Kul Rabbini bildiğinde, tüm mahlûkat da onu bilir ve ona da itaat eder. Fakat Allah en iyisini bilendir.
Mübarek Şeyh Efendimiz (Allah ondan razı olsun) derdi ki; “Kalbin varlıklardan arındığında (ilahî) Varlık ile dolu hale gelir ve o anda seninle diğer varlıklar arasında bir sevgi ve muhabbet doğar. İhlas ve samimiyet ile Yaratanına yönelirsen, tüm yaratılmışlar iyilik ve güzelliklerini sana, göstermeye başlar.” Biz de deriz ki: Rabbini tefekkür ve teemmülde samimi ve ihlaslı olduğun vakit Cenab-ı Hak kendisini sana açıp izhar etmek suretiyle seni sınayacaktır. Eğer O’nu tanımaya devam eder ve bunda gaflete düşmezsen, evren ve içindeki tüm varlıklar da seni bilip tanıyacaktır. Tüm alem seni sevecek, sana karşı cömertlik ve ihtiram ile davranacak; sana yönelecek, sana boyun eğecek ve seni arzulayacak; seni zikretmekten haz alacak, sana ilgi gösterecek, seninle sevinecek, sana koşacak ve seni zikredecektir. Bunların hepsini kendi gözlerinle göreceksin. Fakat O kendisini açıp izhar ettiğinde, O’nu tanıyıp bilmekte gaflete düşersen, her şey seni görmezlikten gelecek, tanımak istemeyecek, hakir görecek, küçük düşürecek, alaya alacak ve seni zavallı bir konuma mahkûm edecektir. Dahası her şey seni tahkir edecek, aşağılayacak, karşında olacak ve ezecektir.

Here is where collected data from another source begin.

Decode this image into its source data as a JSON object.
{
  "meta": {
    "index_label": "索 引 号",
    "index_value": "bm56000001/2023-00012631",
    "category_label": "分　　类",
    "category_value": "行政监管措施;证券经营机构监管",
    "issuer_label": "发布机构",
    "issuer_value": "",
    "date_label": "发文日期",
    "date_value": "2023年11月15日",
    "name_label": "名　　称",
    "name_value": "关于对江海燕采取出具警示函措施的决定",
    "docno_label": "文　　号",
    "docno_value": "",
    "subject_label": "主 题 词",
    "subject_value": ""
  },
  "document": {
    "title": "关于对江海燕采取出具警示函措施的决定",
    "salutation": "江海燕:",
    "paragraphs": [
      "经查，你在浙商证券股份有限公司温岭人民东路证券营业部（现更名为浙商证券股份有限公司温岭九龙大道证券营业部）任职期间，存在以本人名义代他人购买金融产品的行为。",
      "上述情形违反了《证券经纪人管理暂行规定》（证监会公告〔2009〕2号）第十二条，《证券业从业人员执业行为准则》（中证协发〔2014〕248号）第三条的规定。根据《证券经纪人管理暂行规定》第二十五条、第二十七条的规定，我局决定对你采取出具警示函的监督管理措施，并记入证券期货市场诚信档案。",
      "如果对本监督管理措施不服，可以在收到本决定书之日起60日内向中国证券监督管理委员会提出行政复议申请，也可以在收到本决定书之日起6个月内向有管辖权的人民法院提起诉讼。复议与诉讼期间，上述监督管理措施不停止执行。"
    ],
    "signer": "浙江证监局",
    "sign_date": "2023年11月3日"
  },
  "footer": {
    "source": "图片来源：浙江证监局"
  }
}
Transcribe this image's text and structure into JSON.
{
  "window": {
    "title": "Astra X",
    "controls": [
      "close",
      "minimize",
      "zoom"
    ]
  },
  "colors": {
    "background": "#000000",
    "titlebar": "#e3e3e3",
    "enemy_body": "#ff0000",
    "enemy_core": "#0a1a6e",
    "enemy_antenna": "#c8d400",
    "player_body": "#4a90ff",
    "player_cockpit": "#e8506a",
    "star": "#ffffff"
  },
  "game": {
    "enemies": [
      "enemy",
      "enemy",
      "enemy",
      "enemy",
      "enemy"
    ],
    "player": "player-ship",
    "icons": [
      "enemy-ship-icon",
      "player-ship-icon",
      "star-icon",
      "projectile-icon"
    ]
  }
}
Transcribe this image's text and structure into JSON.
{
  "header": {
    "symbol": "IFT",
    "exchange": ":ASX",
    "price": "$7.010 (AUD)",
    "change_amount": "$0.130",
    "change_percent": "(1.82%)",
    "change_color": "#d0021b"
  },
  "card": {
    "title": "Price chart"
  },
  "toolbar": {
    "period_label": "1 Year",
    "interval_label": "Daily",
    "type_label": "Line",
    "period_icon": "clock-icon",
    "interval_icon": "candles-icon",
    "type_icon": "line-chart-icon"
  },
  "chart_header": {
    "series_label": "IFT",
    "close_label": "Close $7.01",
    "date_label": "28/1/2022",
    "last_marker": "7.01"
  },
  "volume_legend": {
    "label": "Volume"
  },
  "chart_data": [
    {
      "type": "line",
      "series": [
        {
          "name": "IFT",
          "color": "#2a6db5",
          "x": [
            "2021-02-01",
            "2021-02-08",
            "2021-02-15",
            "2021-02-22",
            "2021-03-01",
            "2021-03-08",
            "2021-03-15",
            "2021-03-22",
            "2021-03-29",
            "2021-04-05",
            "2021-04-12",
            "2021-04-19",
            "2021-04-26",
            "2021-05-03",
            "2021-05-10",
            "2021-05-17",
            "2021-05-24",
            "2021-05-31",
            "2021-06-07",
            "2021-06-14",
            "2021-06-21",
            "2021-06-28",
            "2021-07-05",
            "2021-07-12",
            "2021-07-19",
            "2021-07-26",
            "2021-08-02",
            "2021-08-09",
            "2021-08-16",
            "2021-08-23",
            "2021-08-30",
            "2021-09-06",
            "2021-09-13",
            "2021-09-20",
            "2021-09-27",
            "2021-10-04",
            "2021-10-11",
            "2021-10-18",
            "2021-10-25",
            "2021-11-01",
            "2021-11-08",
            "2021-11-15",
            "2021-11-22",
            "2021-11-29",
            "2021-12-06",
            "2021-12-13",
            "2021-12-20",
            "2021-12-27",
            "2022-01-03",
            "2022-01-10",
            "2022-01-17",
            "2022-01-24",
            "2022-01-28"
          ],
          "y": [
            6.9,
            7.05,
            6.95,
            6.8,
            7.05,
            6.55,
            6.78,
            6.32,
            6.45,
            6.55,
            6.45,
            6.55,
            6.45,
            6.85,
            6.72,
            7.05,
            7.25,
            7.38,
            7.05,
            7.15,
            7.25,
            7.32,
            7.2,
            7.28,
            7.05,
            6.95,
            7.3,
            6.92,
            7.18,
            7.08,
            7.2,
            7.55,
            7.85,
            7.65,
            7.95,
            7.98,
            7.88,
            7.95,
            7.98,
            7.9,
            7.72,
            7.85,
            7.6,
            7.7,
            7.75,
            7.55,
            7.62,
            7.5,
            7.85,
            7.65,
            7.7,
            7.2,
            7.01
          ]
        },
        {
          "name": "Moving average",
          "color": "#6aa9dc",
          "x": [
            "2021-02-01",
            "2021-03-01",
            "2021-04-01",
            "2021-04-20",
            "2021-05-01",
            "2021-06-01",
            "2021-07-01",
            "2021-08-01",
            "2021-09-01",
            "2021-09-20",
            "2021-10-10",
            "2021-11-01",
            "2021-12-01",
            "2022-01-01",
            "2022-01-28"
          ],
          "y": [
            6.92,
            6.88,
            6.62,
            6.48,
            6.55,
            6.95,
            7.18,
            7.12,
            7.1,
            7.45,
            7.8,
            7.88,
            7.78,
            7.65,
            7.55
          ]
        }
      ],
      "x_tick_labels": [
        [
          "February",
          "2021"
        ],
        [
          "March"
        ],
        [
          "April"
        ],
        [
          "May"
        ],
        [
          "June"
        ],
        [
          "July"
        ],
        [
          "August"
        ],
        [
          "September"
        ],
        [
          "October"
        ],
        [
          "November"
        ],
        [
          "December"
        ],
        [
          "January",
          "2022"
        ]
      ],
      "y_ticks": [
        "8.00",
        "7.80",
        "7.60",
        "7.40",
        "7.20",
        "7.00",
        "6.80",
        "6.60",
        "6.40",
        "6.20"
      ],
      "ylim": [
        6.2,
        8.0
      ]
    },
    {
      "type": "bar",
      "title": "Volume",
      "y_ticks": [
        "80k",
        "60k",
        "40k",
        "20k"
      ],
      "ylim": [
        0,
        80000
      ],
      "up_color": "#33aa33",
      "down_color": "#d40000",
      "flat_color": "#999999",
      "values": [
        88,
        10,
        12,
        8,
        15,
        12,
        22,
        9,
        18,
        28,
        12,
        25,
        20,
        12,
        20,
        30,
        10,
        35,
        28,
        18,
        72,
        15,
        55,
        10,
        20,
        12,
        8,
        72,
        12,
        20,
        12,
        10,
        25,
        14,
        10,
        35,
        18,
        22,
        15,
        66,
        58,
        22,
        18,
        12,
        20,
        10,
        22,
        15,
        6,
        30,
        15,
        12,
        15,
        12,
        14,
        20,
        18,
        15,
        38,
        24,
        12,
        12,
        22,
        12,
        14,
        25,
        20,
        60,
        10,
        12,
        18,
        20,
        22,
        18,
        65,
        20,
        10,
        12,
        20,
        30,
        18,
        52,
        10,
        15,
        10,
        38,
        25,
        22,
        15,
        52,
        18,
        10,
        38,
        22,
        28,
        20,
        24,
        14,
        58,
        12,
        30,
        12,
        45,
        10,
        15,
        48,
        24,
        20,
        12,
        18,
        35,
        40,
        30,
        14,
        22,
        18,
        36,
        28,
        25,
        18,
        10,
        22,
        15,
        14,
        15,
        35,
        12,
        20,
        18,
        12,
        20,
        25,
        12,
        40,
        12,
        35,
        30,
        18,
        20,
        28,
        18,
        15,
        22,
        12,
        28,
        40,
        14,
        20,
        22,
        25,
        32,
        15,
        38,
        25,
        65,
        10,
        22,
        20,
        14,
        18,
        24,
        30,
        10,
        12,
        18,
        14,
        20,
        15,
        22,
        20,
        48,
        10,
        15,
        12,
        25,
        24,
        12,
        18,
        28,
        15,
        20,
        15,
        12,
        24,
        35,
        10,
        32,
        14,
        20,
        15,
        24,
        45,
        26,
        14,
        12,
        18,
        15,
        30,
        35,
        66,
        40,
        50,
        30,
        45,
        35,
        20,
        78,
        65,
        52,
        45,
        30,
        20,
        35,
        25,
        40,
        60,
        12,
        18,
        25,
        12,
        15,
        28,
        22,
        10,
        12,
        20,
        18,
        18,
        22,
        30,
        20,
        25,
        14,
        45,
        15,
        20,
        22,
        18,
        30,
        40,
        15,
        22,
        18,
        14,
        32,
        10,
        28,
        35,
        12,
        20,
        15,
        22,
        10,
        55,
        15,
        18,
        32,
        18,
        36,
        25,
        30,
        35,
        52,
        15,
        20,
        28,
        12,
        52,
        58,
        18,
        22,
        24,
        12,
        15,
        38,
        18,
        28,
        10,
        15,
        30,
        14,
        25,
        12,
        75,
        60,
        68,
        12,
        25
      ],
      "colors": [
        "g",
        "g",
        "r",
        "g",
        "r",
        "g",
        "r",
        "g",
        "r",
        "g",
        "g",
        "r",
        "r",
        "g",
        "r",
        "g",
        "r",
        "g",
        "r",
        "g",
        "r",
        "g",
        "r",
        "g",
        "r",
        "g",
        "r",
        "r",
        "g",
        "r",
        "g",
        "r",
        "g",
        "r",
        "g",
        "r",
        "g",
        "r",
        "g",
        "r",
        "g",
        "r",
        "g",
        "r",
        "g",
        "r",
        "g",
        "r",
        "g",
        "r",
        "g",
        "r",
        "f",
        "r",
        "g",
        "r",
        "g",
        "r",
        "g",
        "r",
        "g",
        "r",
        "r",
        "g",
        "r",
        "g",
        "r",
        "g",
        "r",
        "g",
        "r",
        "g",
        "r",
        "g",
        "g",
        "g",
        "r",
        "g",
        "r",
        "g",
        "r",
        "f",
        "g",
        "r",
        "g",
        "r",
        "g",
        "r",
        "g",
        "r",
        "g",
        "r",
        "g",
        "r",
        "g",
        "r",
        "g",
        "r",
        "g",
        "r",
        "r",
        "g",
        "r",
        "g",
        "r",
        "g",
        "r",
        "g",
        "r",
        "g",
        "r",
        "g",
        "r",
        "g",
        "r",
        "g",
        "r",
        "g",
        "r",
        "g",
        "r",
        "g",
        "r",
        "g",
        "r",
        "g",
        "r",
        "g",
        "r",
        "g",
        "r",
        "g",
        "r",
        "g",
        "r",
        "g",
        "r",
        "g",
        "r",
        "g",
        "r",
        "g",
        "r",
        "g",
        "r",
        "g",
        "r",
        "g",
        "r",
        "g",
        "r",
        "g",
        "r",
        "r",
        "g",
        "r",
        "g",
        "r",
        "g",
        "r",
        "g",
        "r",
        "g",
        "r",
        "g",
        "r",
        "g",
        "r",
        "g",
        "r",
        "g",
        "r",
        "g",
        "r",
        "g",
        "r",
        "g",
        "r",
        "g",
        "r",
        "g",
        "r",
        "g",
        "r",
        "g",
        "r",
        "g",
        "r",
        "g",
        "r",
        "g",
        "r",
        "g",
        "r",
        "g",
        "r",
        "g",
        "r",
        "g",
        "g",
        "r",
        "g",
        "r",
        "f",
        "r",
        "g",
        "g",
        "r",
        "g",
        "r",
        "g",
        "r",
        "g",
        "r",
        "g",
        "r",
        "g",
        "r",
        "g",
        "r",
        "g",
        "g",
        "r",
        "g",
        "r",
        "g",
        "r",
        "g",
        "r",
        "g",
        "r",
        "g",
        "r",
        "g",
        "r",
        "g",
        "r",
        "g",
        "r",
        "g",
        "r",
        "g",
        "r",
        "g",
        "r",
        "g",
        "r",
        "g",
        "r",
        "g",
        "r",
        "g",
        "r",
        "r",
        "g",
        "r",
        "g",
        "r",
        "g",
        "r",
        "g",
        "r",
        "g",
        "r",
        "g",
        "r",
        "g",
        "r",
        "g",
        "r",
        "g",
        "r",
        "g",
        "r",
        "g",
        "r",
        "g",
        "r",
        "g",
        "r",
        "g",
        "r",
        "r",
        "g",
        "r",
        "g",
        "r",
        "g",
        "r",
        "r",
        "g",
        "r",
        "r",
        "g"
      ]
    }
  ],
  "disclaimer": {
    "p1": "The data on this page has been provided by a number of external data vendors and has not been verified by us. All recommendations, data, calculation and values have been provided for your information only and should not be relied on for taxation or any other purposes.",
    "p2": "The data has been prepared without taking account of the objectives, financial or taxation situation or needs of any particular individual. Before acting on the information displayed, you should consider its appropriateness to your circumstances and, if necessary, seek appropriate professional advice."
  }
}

Ey ‘fakir’ olan sizler, rüzgarınızın tüm rüzgarların ve düşmanların fevkinde olmasını istiyorsanız, sizi imtihan eden Rabbinize bağlılıkta sebatkar ve daim olun. Çünkü O, sizin cehaletinizi bilgiye, acziyetinizi kudrete, fakirliğinizi zenginliğe, zilletinizi izzete, yalnızlığınızı ünsiyete, uzaklığınızı yakınlığa kalbedecektir. Yani Allah (cc) sahip olduğunuz tüm sıfatlar kendi sıfatlarıyla örtecektir. Çünkü O lütuf sahibidir. Ve ihsanı bol olandır. Selam ile.
Kaynak: Şeyh el-Arabi ed-Darkavi, Bir Mürşidin Mektupları, çev: İbrahim Kalın, İstanbul, 1987.